Earlier this year our naturopath wanted my AnnaLynn, baker extraordinaire, to go on a gluten free diet. Not because she's got an intolerance but rather to help with some troubles she's been having that I won't go into here. Needless to say, for this girl, my baker, the thought of no muffins, no toast, no cookies was almost more than she could bear. But it's been several months now, and she's seen improvement in the areas we were hoping for, so gluten free it is. I'm hoping that eventually we can introduce wheat again (and I'm looking into einkorn which I'll switch us all over to when and if the time comes), but I'm thankful that we're settling in and finding recipes that not only satisfy Anna's desire to bake, but also her taste buds. Honestly, these are so good that we all enjoy a few when she bakes them!
Gluten Free/Grain Free Peanut Butter Cookies
makes about 1.5 dozen small cookies
1 c. creamy peanut butter (we use homemade)
3/4 c. granulated sugar (we use organic, minimally processed sugar)
1/4 c. packed brown sugar (or substitute rapadura)
1 t. baking soda
1 t. real vanilla
1/4 t. sea salt
Pre-heat oven to 350F & line cookie sheets with parchment paper.
Beat together the the peanut butter and sugars on medium speed until fluffy (2-3 min.). Reduce speed to low and beat in remaining ingredients.
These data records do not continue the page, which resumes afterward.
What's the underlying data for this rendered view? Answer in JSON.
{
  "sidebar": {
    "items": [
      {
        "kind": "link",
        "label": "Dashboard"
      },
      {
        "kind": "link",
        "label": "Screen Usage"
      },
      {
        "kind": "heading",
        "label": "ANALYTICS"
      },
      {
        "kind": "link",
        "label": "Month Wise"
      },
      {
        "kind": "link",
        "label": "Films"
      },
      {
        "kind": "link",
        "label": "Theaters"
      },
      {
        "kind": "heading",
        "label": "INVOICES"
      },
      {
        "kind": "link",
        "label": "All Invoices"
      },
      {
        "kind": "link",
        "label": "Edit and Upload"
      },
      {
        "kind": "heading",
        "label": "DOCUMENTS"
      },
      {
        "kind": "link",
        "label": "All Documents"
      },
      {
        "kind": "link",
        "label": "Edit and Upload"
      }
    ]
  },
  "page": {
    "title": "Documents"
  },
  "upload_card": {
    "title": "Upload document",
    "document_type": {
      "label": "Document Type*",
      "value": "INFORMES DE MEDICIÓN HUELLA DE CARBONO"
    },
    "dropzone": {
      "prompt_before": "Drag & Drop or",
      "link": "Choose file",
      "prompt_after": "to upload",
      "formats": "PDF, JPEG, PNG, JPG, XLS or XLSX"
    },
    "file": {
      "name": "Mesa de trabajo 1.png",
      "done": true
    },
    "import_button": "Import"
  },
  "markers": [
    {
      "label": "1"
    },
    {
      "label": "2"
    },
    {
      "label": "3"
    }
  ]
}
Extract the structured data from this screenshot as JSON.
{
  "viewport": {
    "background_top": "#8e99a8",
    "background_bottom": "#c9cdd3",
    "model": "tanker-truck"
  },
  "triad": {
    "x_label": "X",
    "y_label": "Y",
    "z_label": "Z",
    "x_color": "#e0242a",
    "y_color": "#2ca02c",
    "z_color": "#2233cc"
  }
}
Using your hands, form balls of dough by rolling about a tablespoon of cookie dough between your palms -- work quickly as to not over warm the dough. Place balls onto pre-lined cookie sheets about 2 inches apart, then use a fork to make them look like peanut butter cookies by gently pressing, creating a crisscross pattern on each.
Bake for 10-12 minutes, and allow to cool several minutes before removing from cookie sheet. Transfer cookies to a wire rack to cool completely. These keep well for several days! May be doubled and frozen.